Пятая часть квартета названа Каватиной, что сразу отсылает нас к вокальной музыке. Каватиной в XVIII веке считалась небольшая, преимущественно лирическая ария; при её исполнении требовалась особая проникновенность интонирования. Именно это и предписывает Бетховен исполнителям: Adagio molto espressivo – «Медленно, очень выразительно», а над каждой партией значится ещё и чисто вокальное указание sotto voce – вполголоса. Карл Хольц вспоминал много лет спустя: «Венцом всех квартетных сочинений и его излюбленной пьесой была Каватина из Квартета си-бемоль мажор. Он сочинял её поистине в скорбных слезах (летом 1825 года) и признавался мне, что никогда ещё его собственная музыка не производила на него такого воздействия и что даже воспоминание об этой пьесе вновь вызывало у него слёзы».

Чем можно было завершить квартет после такого лирического откровения? Первоначально Бетховен создал финал в виде интродукции и фуги. Фуга вышла циклопически огромной и настолько сложной, что современники были ошарашены и не знали, что на это сказать. Венский издатель Матиас Артариа, которому Бетховен отдал в 1826 году Квартет ор. 130 для публикации, буквально взмолился, убеждая композитора написать вместо фуги что-нибудь попроще. Фугу же Артариа обещал издать отдельным опусом, заплатив за неё дополнительный гонорар. Как ни странно, Бетховен довольно легко на это согласился. Видимо, он сам понимал, что фуга, которая намного превышает уровень трудности, заданный в других частях этого квартета, несомненно испугает даже опытных исполнителей. Они просто не будут её играть.

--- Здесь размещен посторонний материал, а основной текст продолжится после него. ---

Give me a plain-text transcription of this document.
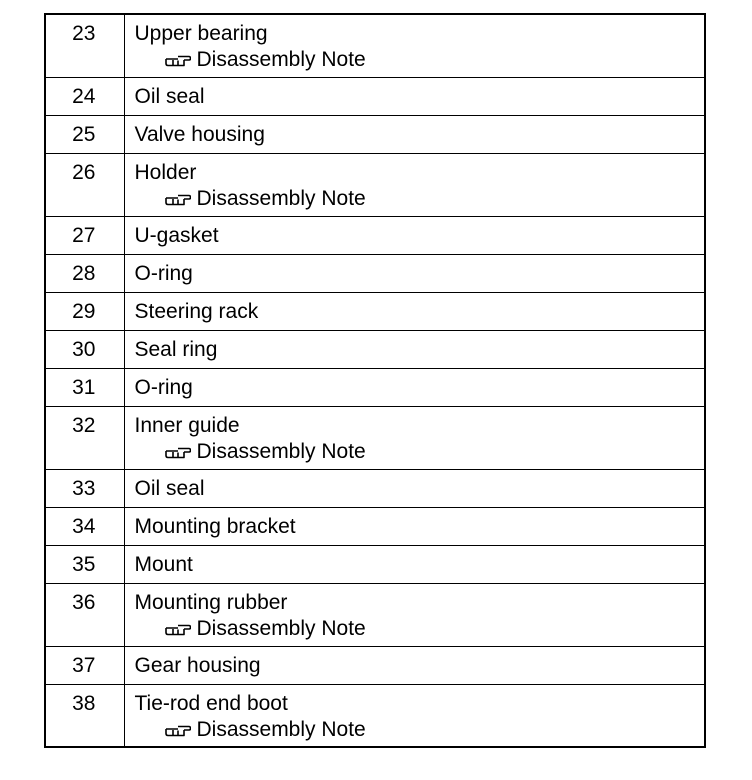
23	Upper bearing
Disassembly Note

24	Oil seal
25	Valve housing
26	Holder
Disassembly Note

27	U-gasket
28	O-ring
29	Steering rack
30	Seal ring
31	O-ring
32	Inner guide
Disassembly Note

33	Oil seal
34	Mounting bracket
35	Mount
36	Mounting rubber
Disassembly Note

37	Gear housing
38	Tie-rod end boot
Disassembly Note
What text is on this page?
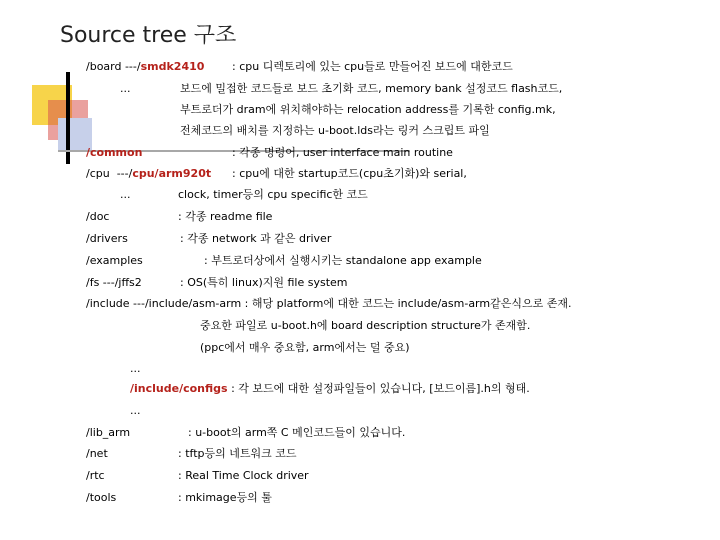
Source tree 구조
/board ---/smdk2410	: cpu 디렉토리에 있는 cpu들로 만들어진 보드에 대한코드
...	보드에 밀접한 코드들로 보드 초기화 코드, memory bank 설정코드 flash코드,
부트로더가 dram에 위치해야하는 relocation address를 기록한 config.mk,
전체코드의 배치를 지정하는 u-boot.lds라는 링커 스크립트 파일
/common	: 각종 명령어, user interface main routine
/cpu  ---/cpu/arm920t : cpu에 대한 startup코드(cpu초기화)와 serial,
...	clock, timer등의 cpu specific한 코드
/doc	: 각종 readme file
/drivers	: 각종 network 과 같은 driver
/examples	: 부트로더상에서 실행시키는 standalone app example
/fs ---/jffs2	: OS(특히 linux)지원 file system
/include ---/include/asm-arm : 해당 platform에 대한 코드는 include/asm-arm같은식으로 존재.
중요한 파일로 u-boot.h에 board description structure가 존재함.
(ppc에서 매우 중요함, arm에서는 덜 중요)
...
/include/configs : 각 보드에 대한 설정파일들이 있습니다, [보드이름].h의 형태.
...
/lib_arm	: u-boot의 arm쪽 C 메인코드들이 있습니다.
/net	: tftp등의 네트워크 코드
/rtc	: Real Time Clock driver
/tools	: mkimage등의 툴
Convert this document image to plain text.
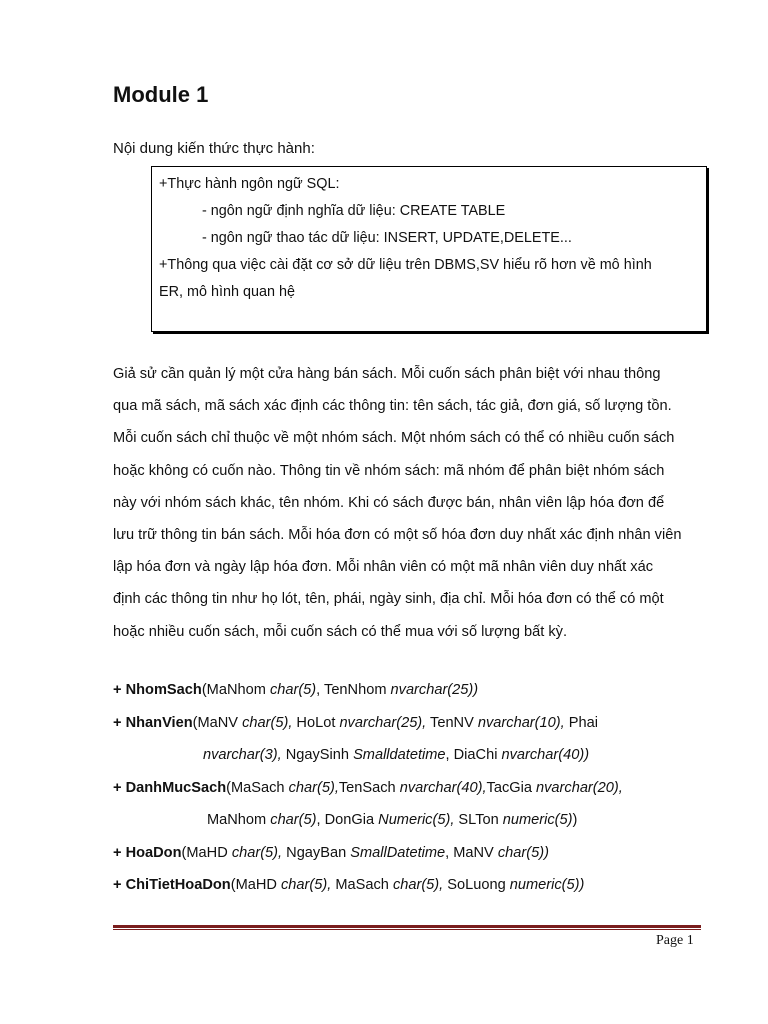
Module 1
Nội dung kiến thức thực hành:
+Thực hành ngôn ngữ SQL:
- ngôn ngữ định nghĩa dữ liệu: CREATE TABLE
- ngôn ngữ thao tác dữ liệu: INSERT, UPDATE,DELETE...
+Thông qua việc cài đặt cơ sở dữ liệu trên DBMS,SV hiểu rõ hơn về mô hình
ER, mô hình quan hệ
Giả sử cần quản lý một cửa hàng bán sách. Mỗi cuốn sách phân biệt với nhau thông
qua mã sách, mã sách xác định các thông tin: tên sách, tác giả, đơn giá, số lượng tồn.
Mỗi cuốn sách chỉ thuộc về một nhóm sách. Một nhóm sách có thể có nhiều cuốn sách
hoặc không có cuốn nào. Thông tin về nhóm sách: mã nhóm để phân biệt nhóm sách
này với nhóm sách khác, tên nhóm. Khi có sách được bán, nhân viên lập hóa đơn để
lưu trữ thông tin bán sách. Mỗi hóa đơn có một số hóa đơn duy nhất xác định nhân viên
lập hóa đơn và ngày lập hóa đơn. Mỗi nhân viên có một mã nhân viên duy nhất xác
định các thông tin như họ lót, tên, phái, ngày sinh, địa chỉ. Mỗi hóa đơn có thể có một
hoặc nhiều cuốn sách, mỗi cuốn sách có thể mua với số lượng bất kỳ.
+ NhomSach(MaNhom char(5), TenNhom nvarchar(25))
+ NhanVien(MaNV char(5), HoLot nvarchar(25), TenNV nvarchar(10), Phai
nvarchar(3), NgaySinh Smalldatetime, DiaChi nvarchar(40))
+ DanhMucSach(MaSach char(5),TenSach nvarchar(40),TacGia nvarchar(20),
MaNhom char(5), DonGia Numeric(5), SLTon numeric(5))
+ HoaDon(MaHD char(5), NgayBan SmallDatetime, MaNV char(5))
+ ChiTietHoaDon(MaHD char(5), MaSach char(5), SoLuong numeric(5))
Page 1
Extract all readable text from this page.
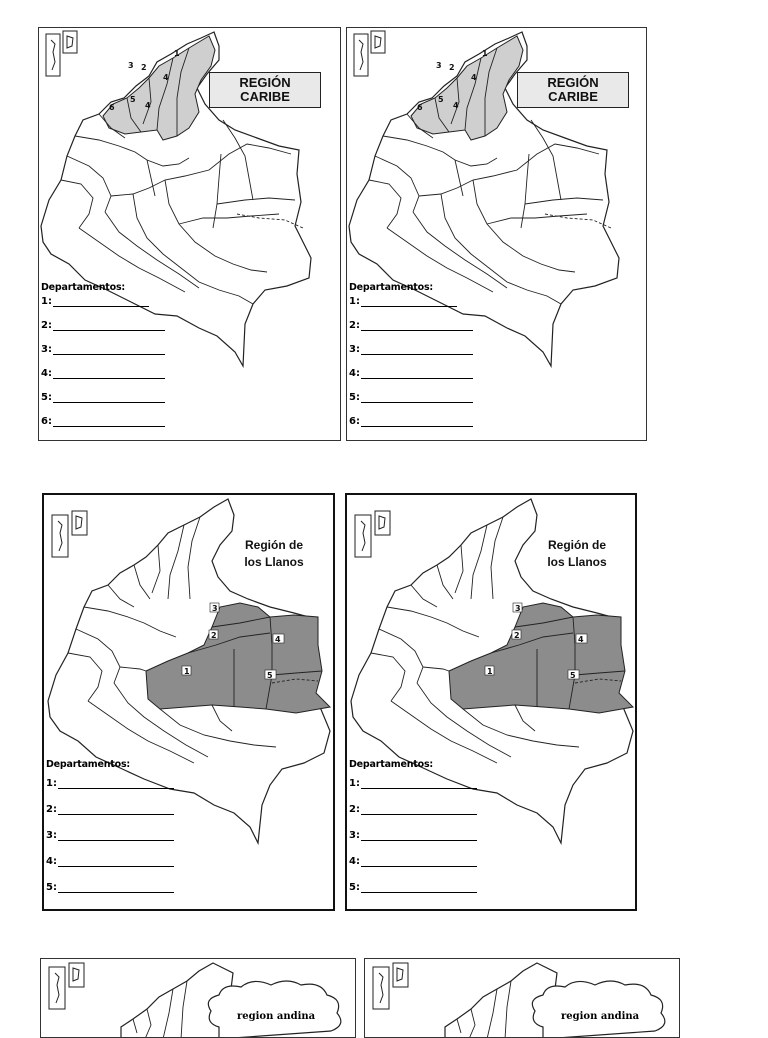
1
2
3
4
4
5
6
REGIÓN
CARIBE
Departamentos:
1:
2:
3:
4:
5:
6:
1
2
3
4
4
5
6
REGIÓN
CARIBE
Departamentos:
1:
2:
3:
4:
5:
6:
1
2
3
4
5
Región de
los Llanos
Departamentos:
1:
2:
3:
4:
5:
1
2
3
4
5
Región de
los Llanos
Departamentos:
1:
2:
3:
4:
5:
region andina	region andina
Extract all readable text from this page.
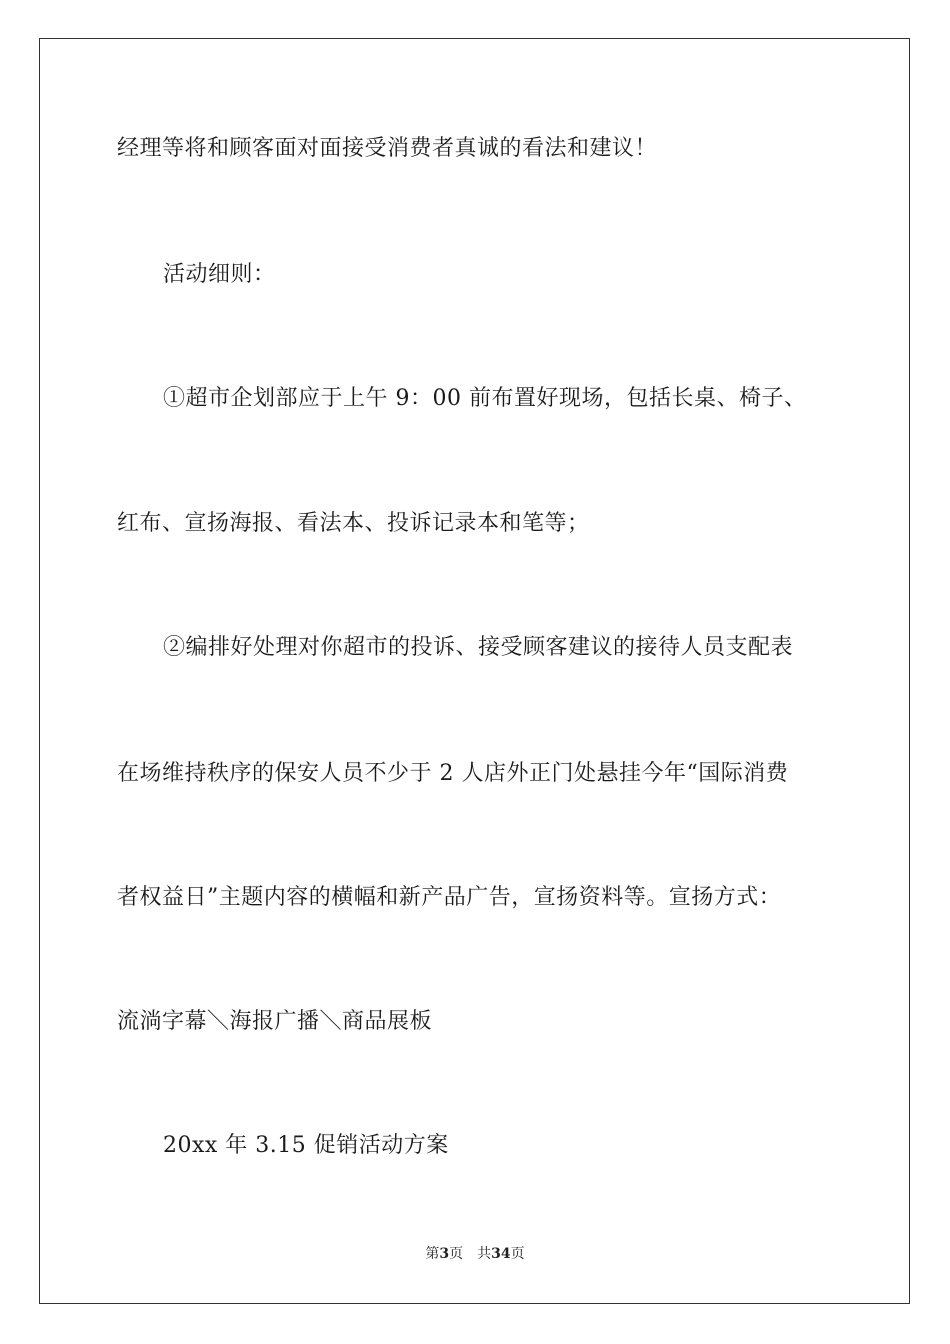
经理等将和顾客面对面接受消费者真诚的看法和建议！
活动细则：
①超市企划部应于上午 9：00 前布置好现场，包括长桌、椅子、
红布、宣扬海报、看法本、投诉记录本和笔等；
②编排好处理对你超市的投诉、接受顾客建议的接待人员支配表
在场维持秩序的保安人员不少于 2 人店外正门处悬挂今年“国际消费
者权益日”主题内容的横幅和新产品广告，宣扬资料等。宣扬方式：
流淌字幕＼海报广播＼商品展板
20xx 年 3.15 促销活动方案
第3页 共34页
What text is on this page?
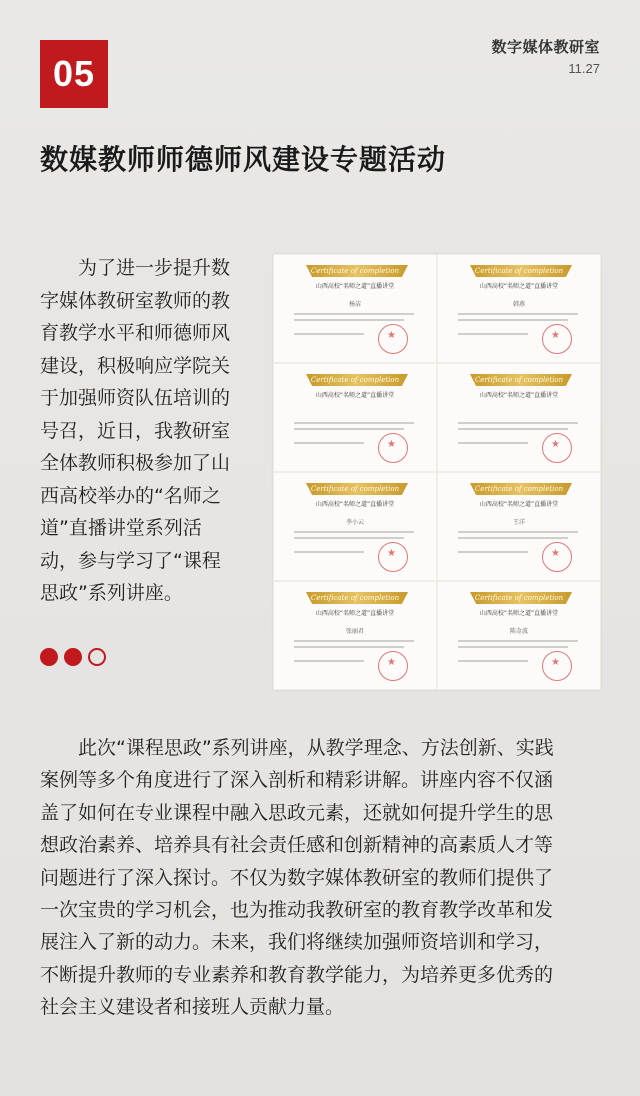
05
数字媒体教研室
11.27
数媒教师师德师风建设专题活动
　　为了进一步提升数
字媒体教研室教师的教
育教学水平和师德师风
建设，积极响应学院关
于加强师资队伍培训的
号召，近日，我教研室
全体教师积极参加了山
西高校举办的“名师之
道”直播讲堂系列活
动，参与学习了“课程
思政”系列讲座。
Certificate of completion
山西高校“名师之道”直播讲堂
杨洁
★
Certificate of completion
山西高校“名师之道”直播讲堂
韩燕
★
Certificate of completion
山西高校“名师之道”直播讲堂
★
Certificate of completion
山西高校“名师之道”直播讲堂
★
Certificate of completion
山西高校“名师之道”直播讲堂
李小云
★
Certificate of completion
山西高校“名师之道”直播讲堂
王洋
★
Certificate of completion
山西高校“名师之道”直播讲堂
张丽君
★
Certificate of completion
山西高校“名师之道”直播讲堂
陈金波
★
　　此次“课程思政”系列讲座，从教学理念、方法创新、实践
案例等多个角度进行了深入剖析和精彩讲解。讲座内容不仅涵
盖了如何在专业课程中融入思政元素，还就如何提升学生的思
想政治素养、培养具有社会责任感和创新精神的高素质人才等
问题进行了深入探讨。不仅为数字媒体教研室的教师们提供了
一次宝贵的学习机会，也为推动我教研室的教育教学改革和发
展注入了新的动力。未来，我们将继续加强师资培训和学习，
不断提升教师的专业素养和教育教学能力，为培养更多优秀的
社会主义建设者和接班人贡献力量。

Так от Квартета ор. 130 отделилась Большая фуга ор. 133, изданная Артариа также в виде авторского фортепианного переложения в четыре руки (оба варианта были посвящены эрцгерцогу Рудольфу). Интересна судьба бетховенского автографа фортепианного переложения, получившего опусный номер 134. Долгое время местонахождение рукописи оставалось неизвестным, пока в 2005 году эти ноты не были случайно обнаружены в библиотеке Теологической семинарии в Виннивуде (США, штат Пенсильвания). Сенсационная находка была выставлена на продажу. Купленная на аукционе почти за два миллиона долларов Брюсом Ковнером рукопись была в 2006 году великодушно подарена им Джульярдской музыкальной школе в Нью-Йорке и ныне доступна всем желающим для изучения онлайн в Интернете.

Вплоть до XX века Большая фуга оставалась камнем преткновения для большинства музыкантов, склонных приписывать её жёсткую дисгармоничность трагической глухоте композитора или даже его психической неадекватности. Однако певучая Каватина, предшествующая фуге в Квартете ор. 130, красноречиво опровергала это мнение. Внутренний слух Бетховена оставался совершенным, а мастерство, свидетельствовавшее о полном духовном самоконтроле, не изменяло ему никогда. Неклассическая структура Большой фуги, нагромождение в ней то яростных диссонансов, то бурлящих во всех голосах трелей, то идущих поперёк такта ритмов – всё это диктовалось художественным замыслом, предполагавшим такой же разрыв с привычными канонами, как и хоровой финал Девятой симфонии.

Понимание Большой фуги пришло лишь более чем 100 лет спустя после её написания, хотя и в наше время эта музыка способна вызвать отторжение слушателя, привыкшего к гармоническому благозвучию фуг Баха. Однако Большой фугой восхищались многие выдающиеся композиторы XX века, в том числе русские. Игорь Стравинский говорил, что эта фуга звучит исключительно современно и никогда не устареет. Дмитрий Шостакович знал её партитуру наизусть. Одну из тем Большой фуги цитировал Альфред Шнитке в своём Третьем квартете.

В 2006 году на экраны вышел художественный фильм Агнешки Холланд «Переписывая Бетховена», в котором важную роль играла Большая фуга, периодически звучавшая за кадром, так что эта музыка стала известной широким кругам кинозрителей во всём мире. Правда, сюжет фильма ни в какой мере не соответствует фактам. Ситуация, в которой некая юная поклонница Бетховена могла бы переписывать Девятую симфонию, а потом и Большую фугу, выглядит абсолютно фантастичной.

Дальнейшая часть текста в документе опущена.